へなちょこ魔女は、ぎんいろの瞳に恋をする



「えぇぇ……そんなの難しすぎる…」



心の中で呟いたつもりが、私としたことがつい声を洩らしてしまった。



だってあんなに小さな鳥を魔法で打ち落とすなんて、いくらカサエル先生といえど出題が難しいよ。

バスケットコート2面ほどある広さの実技室で、しかも5分以内だなんてぜったいにムリ。

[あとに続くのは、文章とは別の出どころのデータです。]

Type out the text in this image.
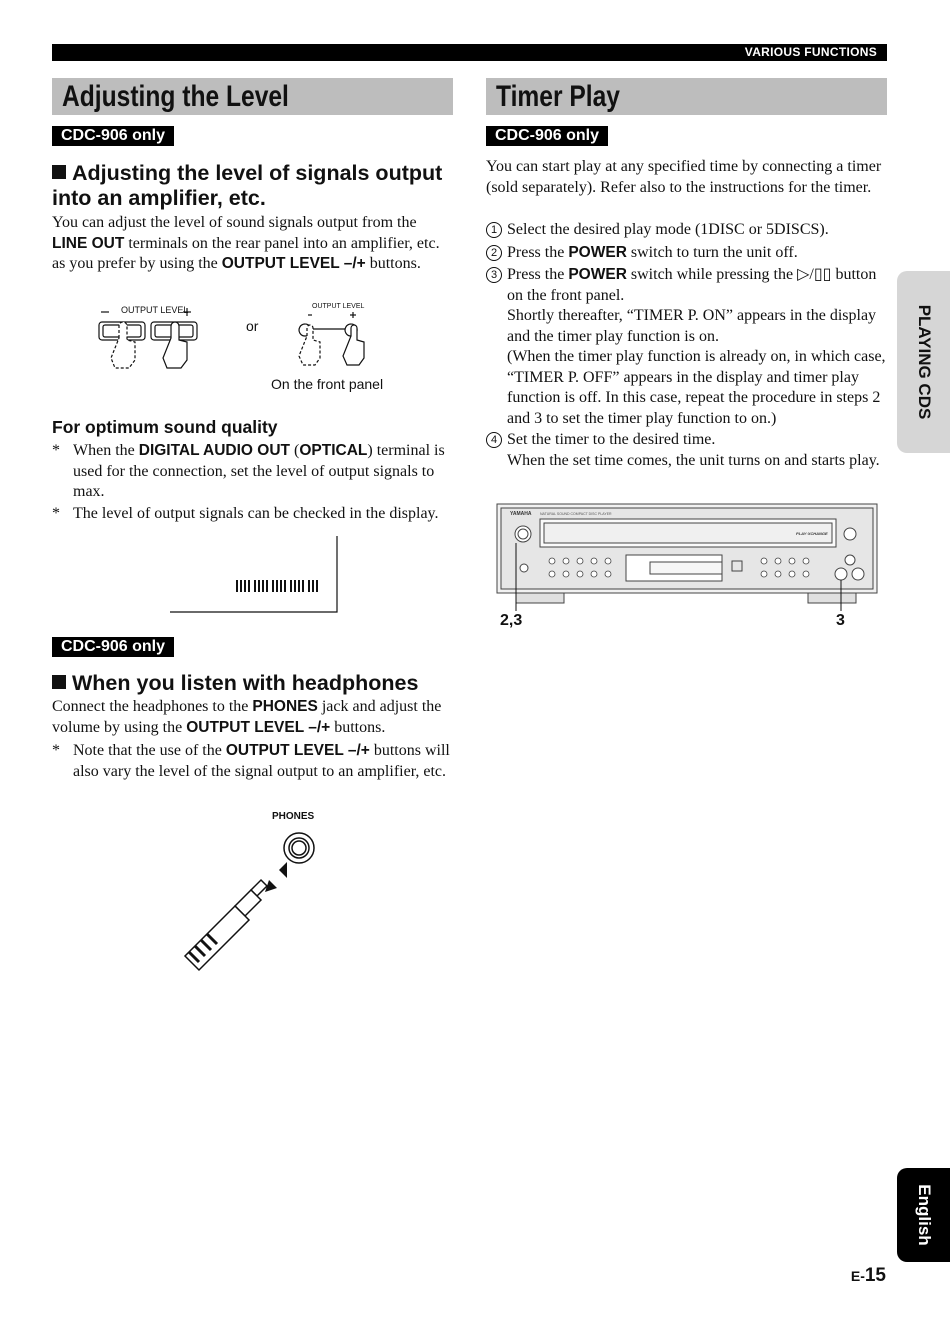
VARIOUS FUNCTIONS
Adjusting the Level
CDC-906 only
Adjusting the level of signals output into an amplifier, etc.
You can adjust the level of sound signals output from the LINE OUT terminals on the rear panel into an amplifier, etc. as you prefer by using the OUTPUT LEVEL –/+ buttons.
OUTPUT LEVEL
or
OUTPUT LEVEL
On the front panel
For optimum sound quality
* When the DIGITAL AUDIO OUT (OPTICAL) terminal is used for the connection, set the level of output signals to max.
* The level of output signals can be checked in the display.
CDC-906 only
When you listen with headphones
Connect the headphones to the PHONES jack and adjust the volume by using the OUTPUT LEVEL –/+ buttons.
* Note that the use of the OUTPUT LEVEL –/+ buttons will also vary the level of the signal output to an amplifier, etc.
PHONES
Timer Play
CDC-906 only
You can start play at any specified time by connecting a timer (sold separately). Refer also to the instructions for the timer.
1 Select the desired play mode (1DISC or 5DISCS).
2 Press the POWER switch to turn the unit off.
3 Press the POWER switch while pressing the ▷/▯▯ button on the front panel.
Shortly thereafter, “TIMER P. ON” appears in the display and the timer play function is on.
(When the timer play function is already on, in which case, “TIMER P. OFF” appears in the display and timer play function is off. In this case, repeat the procedure in steps 2 and 3 to set the timer play function to on.)
4 Set the timer to the desired time.
When the set time comes, the unit turns on and starts play.
YAMAHA NATURAL SOUND COMPACT DISC PLAYER
PLAY·XCHANGE
2,3	3
PLAYING CDS
English
E-15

「パルディウス。無理だと思うなら試験を受けないことも可能だぞ。しかしその場合、問答無用で成績は最下位だからな」

「あっ、いえ!やります、やらせていただきますっ‼」



クラスメイトたちが必死に笑いをこらえているのがわかって、真っ赤になっているはずの顔を俯けた。



……はぁ。

やるしかないのか…。



「では、誰から試験を行なおうか」

「はい、僕から行かさせてくださいカサエル先生」



実技試験のトップバッターは、決まっていつもライザだ。

ぴしっと指先を揃えて右手を伸ばしたライザに、カサエル先生は「では今回もマグダクトルからはじめるとしよう」と、ライザに第一実技室の中央に立つよう指示をした。



ライザが実技試験があるごとに、いつもトップバッターを志願する理由は最低なもんだ。

はじめにより良い成績を収めて、後に続くクラスメイトにプレッシャーを与えるためらしい。



ライザは好成績で試験を終えたあと、ほくそ笑みながら「見ろよ、アイツ緊張で足が震えてやんの。俺のあとだからかな」と、トールボットとそんな会話をしているのを小耳に挟んだから。